A Government Accountability Office audit of the Center for Medicare and Medicaid Innovation’s historic spending and the results of its models has reignited calls from lawmakers for increased oversight of its activities.
The report, prompted by a 2024 request from House Budget Committee leaders and released last week, outlined 70 delivery and payment models developed and tested by CMMI between 2011 and 2024.
As of January 2025, 24 of them are in active testing, and only four have been scaled up for national implementation, although GAO noted that some elements of these models have been incorporated into Medicare, and iterative successor models are also being tested.
Additionally, the audit outlined a total of $11.4 billion in obligations to CMMI over that 14-year period, with obligations peaking at $1.3 billion in fiscal year 2015 and decreasing to $789 million in fiscal year 2024. CMMI attributed the decline to a reduction in the number of models being tested and, to a lesser extent, changes in how some of the center’s activities are tracked and reported.
“According to stakeholders, the Innovation Center in particular has centralized features in a common model to improve cost efficiency,” GAO wrote in the report. “For example, the agency noted that it has created centralized resources to support specific activities such as information technology and the development of quality standards, and simplified contract management.”
CMMI was established under the Affordable Care Act of 2010, which required the center to spend $10 billion per 10 years to reduce federal health spending and pursue quality improvements.
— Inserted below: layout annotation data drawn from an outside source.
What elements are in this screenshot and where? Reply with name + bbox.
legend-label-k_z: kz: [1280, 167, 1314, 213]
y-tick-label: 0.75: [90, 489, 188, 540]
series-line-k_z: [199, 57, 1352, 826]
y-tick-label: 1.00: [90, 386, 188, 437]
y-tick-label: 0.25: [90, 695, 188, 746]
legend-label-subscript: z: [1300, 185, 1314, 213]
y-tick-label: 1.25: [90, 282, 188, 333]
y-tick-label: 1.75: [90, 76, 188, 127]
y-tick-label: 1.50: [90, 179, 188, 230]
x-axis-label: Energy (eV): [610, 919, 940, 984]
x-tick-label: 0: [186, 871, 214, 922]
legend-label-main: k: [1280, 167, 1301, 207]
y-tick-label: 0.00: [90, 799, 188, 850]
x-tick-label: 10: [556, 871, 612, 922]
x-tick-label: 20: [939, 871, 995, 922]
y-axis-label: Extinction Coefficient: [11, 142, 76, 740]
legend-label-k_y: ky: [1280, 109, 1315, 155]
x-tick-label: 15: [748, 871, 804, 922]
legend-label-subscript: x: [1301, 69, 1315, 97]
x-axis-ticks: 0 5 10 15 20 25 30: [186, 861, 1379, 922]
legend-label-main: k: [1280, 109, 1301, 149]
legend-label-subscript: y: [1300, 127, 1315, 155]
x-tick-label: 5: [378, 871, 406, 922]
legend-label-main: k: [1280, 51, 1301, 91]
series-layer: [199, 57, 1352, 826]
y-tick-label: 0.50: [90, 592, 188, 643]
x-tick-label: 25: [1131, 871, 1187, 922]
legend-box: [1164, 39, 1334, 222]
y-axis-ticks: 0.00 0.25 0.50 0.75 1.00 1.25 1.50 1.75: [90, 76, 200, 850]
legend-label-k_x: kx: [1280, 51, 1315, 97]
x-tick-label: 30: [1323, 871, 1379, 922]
A new audit report on the four nationally scaled models adds fuel to the fire of CMMI critics, whose calls for reform are thwarted by a 2023 Congressional Budget Office (CBO) assessment that found CMMI increased indirect spending by $5.4 billion in its first 10 years (0.1% of net Medicare spending during that period). CBO initially predicted that CMMI would result in savings, and in subsequent projections, the center estimated it would increase federal spending by $1.3 billion from fiscal year 2021 to fiscal year 2030.
Rep. Jody Arrington (R-Texas), chair of the House Budget Committee, said in a statement this week that CMMI is failing on both quality and savings fronts.
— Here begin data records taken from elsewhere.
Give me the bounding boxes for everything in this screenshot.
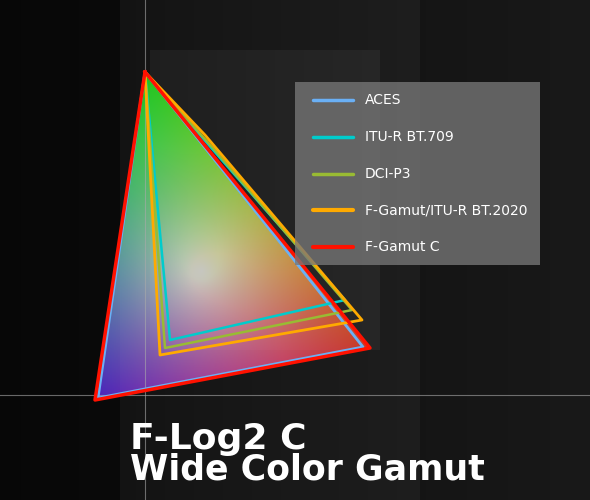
Text: ITU-R BT.709: ITU-R BT.709 [365,130,454,144]
Text: DCI-P3: DCI-P3 [365,166,411,180]
Bar [295,82,540,265]
Text: F-Log2 C: F-Log2 C [130,422,306,456]
Text: ACES: ACES [365,94,402,108]
Text: F-Gamut/ITU-R BT.2020: F-Gamut/ITU-R BT.2020 [365,203,527,217]
Text: F-Gamut C: F-Gamut C [365,240,440,254]
Text: Wide Color Gamut: Wide Color Gamut [130,452,485,486]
“The success rate (5.7%) is failure, not innovation,” he said. “And with the national debt exceeding $39 trillion, we cannot afford to pay for programs that promise savings but consistently fall short.”
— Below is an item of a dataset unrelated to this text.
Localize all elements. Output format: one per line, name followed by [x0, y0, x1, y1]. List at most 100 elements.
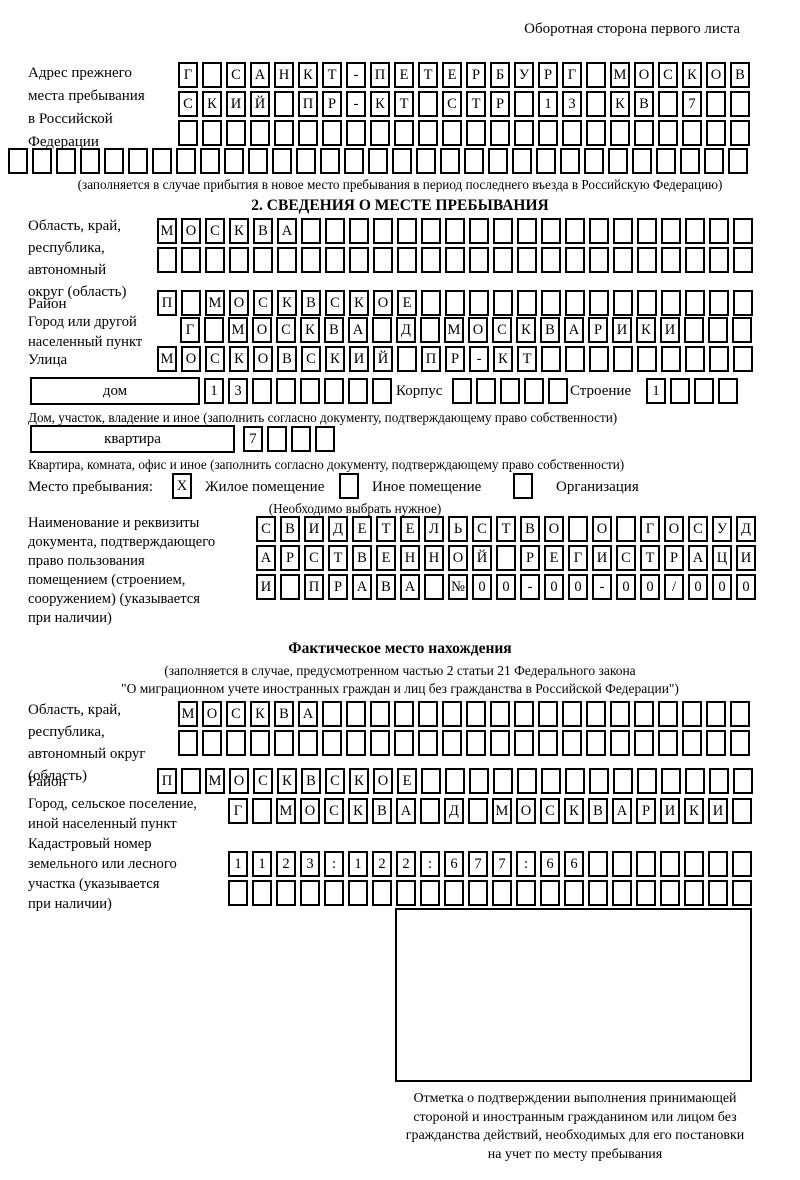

Arrington said the center’s mission is “too important to abandon” and that the effort would be better carried out under the Trump administration.
“I am encouraged by Secretary Kennedy and CMS Administrator Oz’s commitment to rooting out waste, fraud, and abuse and ensuring that the Center for Innovation ultimately fulfills its promise to patients and taxpayers.”
The new administration’s early days brought sweeping changes to CMMI, with officials pledging a “data-driven review” of all current models and premature conclusions on some by the end of 2025, promising cost savings of hundreds of millions of dollars. Among the new pilot programs the company has launched since then is the Medicare Advanced Chronic Care with Effective and Scalable Solutions (ACCESS) model, which promotes the use of new technologies to treat chronic diseases. Wasted and Inappropriate Services Reduction (WISeR) Model. It will introduce prior authorization to traditional Medicare using technology whose details have not yet been disclosed. International prices would then be factored into the inflation rebates that drug manufacturers must pay to Medicare Parts B and D for certain products.